A person can't let them get the psychological upper hand. You just can't. Even in quantity, they're still just bugs. I can say this because aside from a few spiders and a few ants, resident centipedes and water bugs, my house is bug free. If there were other, strange, territorial, hard-to-kill bugs, I'd probably move.
We're supposed to be tolerant, I guess, and loving. But last week we were playing a little tennis near a city garden and a bee stung my hand as I reached for a lost ball. It was a little bee, an aggressive bugger, and I got angry because I had been trying to teach the kids what I learned from the book, The Secret Life of Bees (fabulous, Sue Monk Kidd, that if you love them, bees, they won’t hurt you. Send them love.
Rubbish. Do not believe this.
Once I had a friend who told me a bug story. Her mother ridiculed her for being afraid of bugs, and she didn't even have a fear of bugs, not in the plural. It was one particular bug that threw her off her game, a big indestructible thing.
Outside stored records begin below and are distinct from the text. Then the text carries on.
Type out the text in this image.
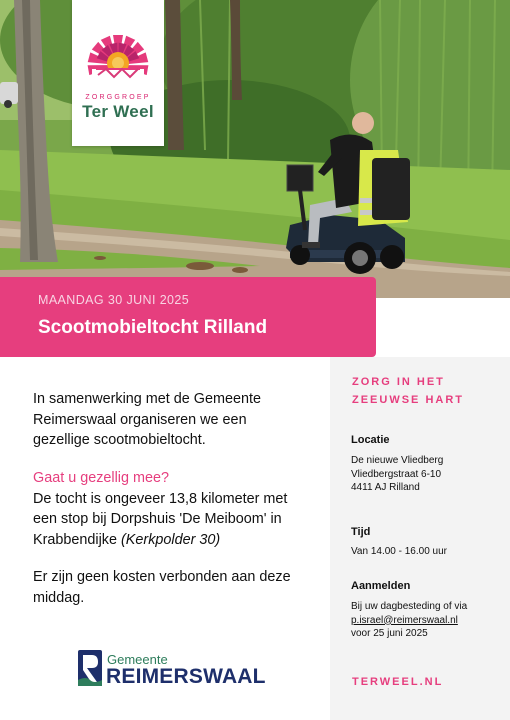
ZORGGROEP
Ter Weel
MAANDAG 30 JUNI 2025
Scootmobieltocht Rilland
In samenwerking met de Gemeente
Reimerswaal organiseren we een
gezellige scootmobieltocht.
Gaat u gezellig mee?
De tocht is ongeveer 13,8 kilometer met
een stop bij Dorpshuis 'De Meiboom' in
Krabbendijke (Kerkpolder 30)
Er zijn geen kosten verbonden aan deze
middag.
Gemeente
REIMERSWAAL
ZORG IN HET
ZEEUWSE HART
Locatie
De nieuwe Vliedberg
Vliedbergstraat 6-10
4411 AJ Rilland
Tijd
Van 14.00 - 16.00 uur
Aanmelden
Bij uw dagbesteding of via
p.israel@reimerswaal.nl
voor 25 juni 2025
TERWEEL.NL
None of us like the indestructible ones.
I have a fond memory of waking up to the sound of a mosquito buzzing in my ear, me trying to rouse my parents from their sleep. My mother groggily inspires me, "You can do this, I know you can. Turn on the light, track him down, and kill him." She didn't like mice, particularly, but there wasn't a bug she couldn't dispose of with alacrity. Once I mastered mosquito detection, it was a short step to swatting and murdering the bloody things.
So why the bug phobia, you asked, didn't you? I think that the EEEK! thing is a combination of what we've already said, they're small, they could go anywhere, but we should add the functionality of the behavior, see it, sometimes, as a coy female reaction that begs male attention. Bring out the club, caveman. We have roaches.
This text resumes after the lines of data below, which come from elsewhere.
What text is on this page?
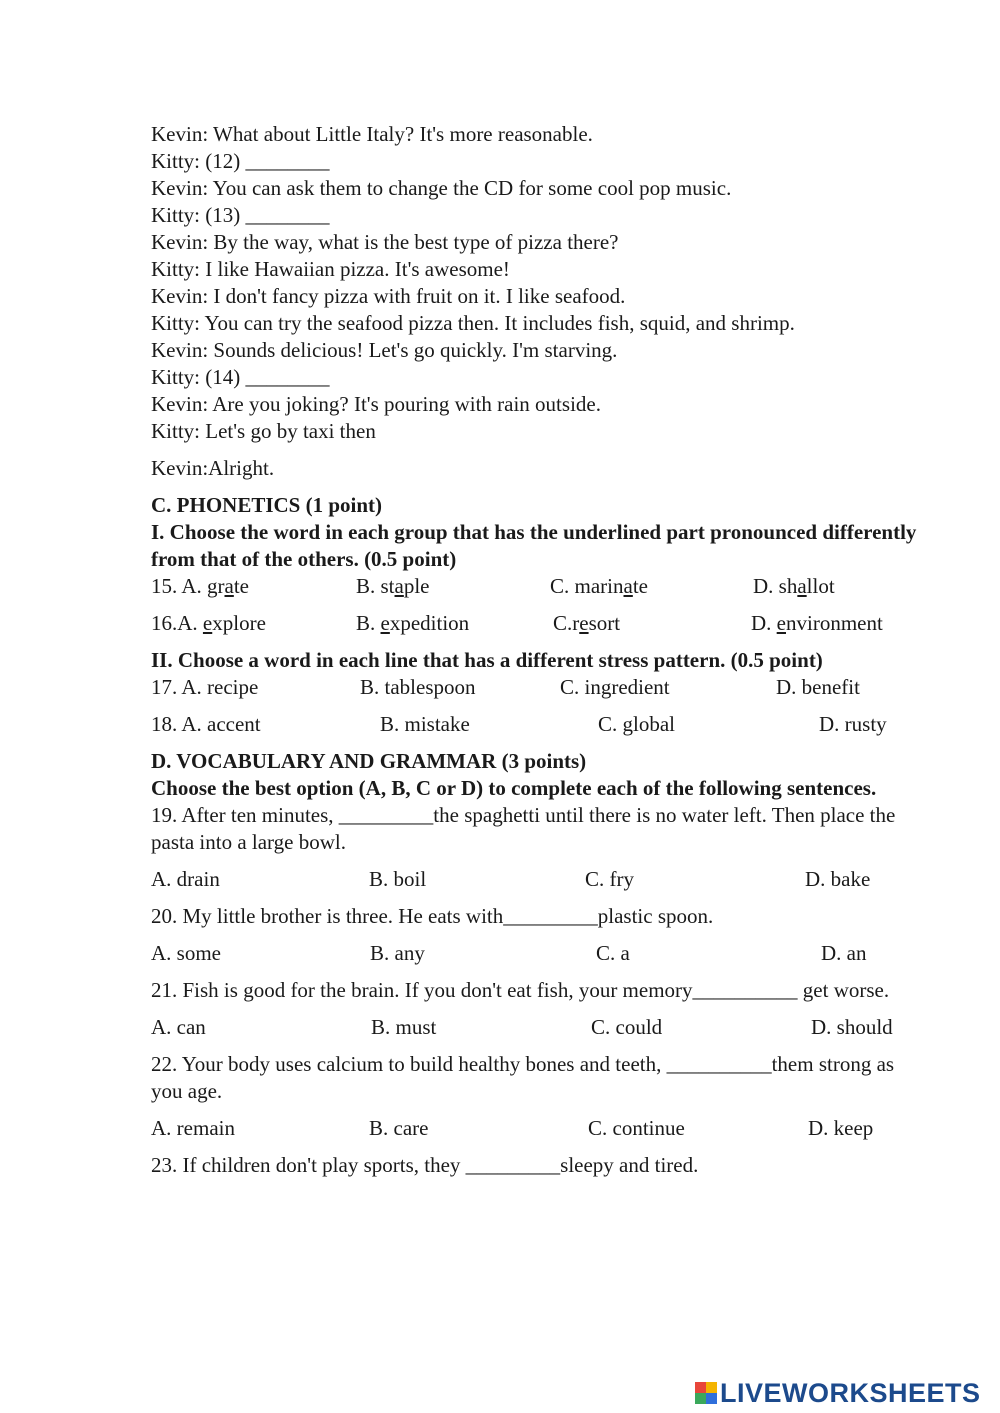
Kevin: What about Little Italy? It's more reasonable.
Kitty: (12) ________
Kevin: You can ask them to change the CD for some cool pop music.
Kitty: (13) ________
Kevin: By the way, what is the best type of pizza there?
Kitty: I like Hawaiian pizza. It's awesome!
Kevin: I don't fancy pizza with fruit on it. I like seafood.
Kitty: You can try the seafood pizza then. It includes fish, squid, and shrimp.
Kevin: Sounds delicious! Let's go quickly. I'm starving.
Kitty: (14) ________
Kevin: Are you joking? It's pouring with rain outside.
Kitty: Let's go by taxi then
Kevin:Alright.
C. PHONETICS (1 point)
I. Choose the word in each group that has the underlined part pronounced differently from that of the others. (0.5 point)
15. A. grate	B. staple	C. marinate	D. shallot
16.A. explore	B. expedition	C.resort	D. environment
II. Choose a word in each line that has a different stress pattern. (0.5 point)
17. A. recipe	B. tablespoon	C. ingredient	D. benefit
18. A. accent	B. mistake	C. global	D. rusty
D. VOCABULARY AND GRAMMAR (3 points)
Choose the best option (A, B, C or D) to complete each of the following sentences.
19. After ten minutes, _________the spaghetti until there is no water left. Then place the pasta into a large bowl.
A. drain	B. boil	C. fry	D. bake
20. My little brother is three. He eats with_________plastic spoon.
A. some	B. any	C. a	D. an
21. Fish is good for the brain. If you don't eat fish, your memory__________ get worse.
A. can	B. must	C. could	D. should
22. Your body uses calcium to build healthy bones and teeth, __________them strong as you age.
A. remain	B. care	C. continue	D. keep
23. If children don't play sports, they _________sleepy and tired.
LIVEWORKSHEETS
This vulnerability is modeled by a woman's mother, a woman who assigned the job, killing house bugs, to a man. Not all that different than Do the lawn, dear, it's grown to my knees. It is endearing when they come to the rescue, and gives the fellow something easy to do, something less taxing than the lawn. Some swat with a bare hand.
My daughter didn't see a bug-killing role division, for if you remember, bugs didn't blow my own mother away. So theoretically, knowing how transgenerational these things can be, my daughter shouldn't have shrieked this morning when she opened her laptop to find an ant. She shrieked once, then she shrieked again when she saw another. I brought out the RAID, but she blamed herself for letting the kids eat terrible sticky things while playing Club Penguin (the Facebook entry drug).
The shriek, we concurred, was associated with the thought of insects devouring the inside of her Mac. A fairly good reason to fear them.
Now, if I hear a drone from inside that thing at dusk? Something's going to have to give.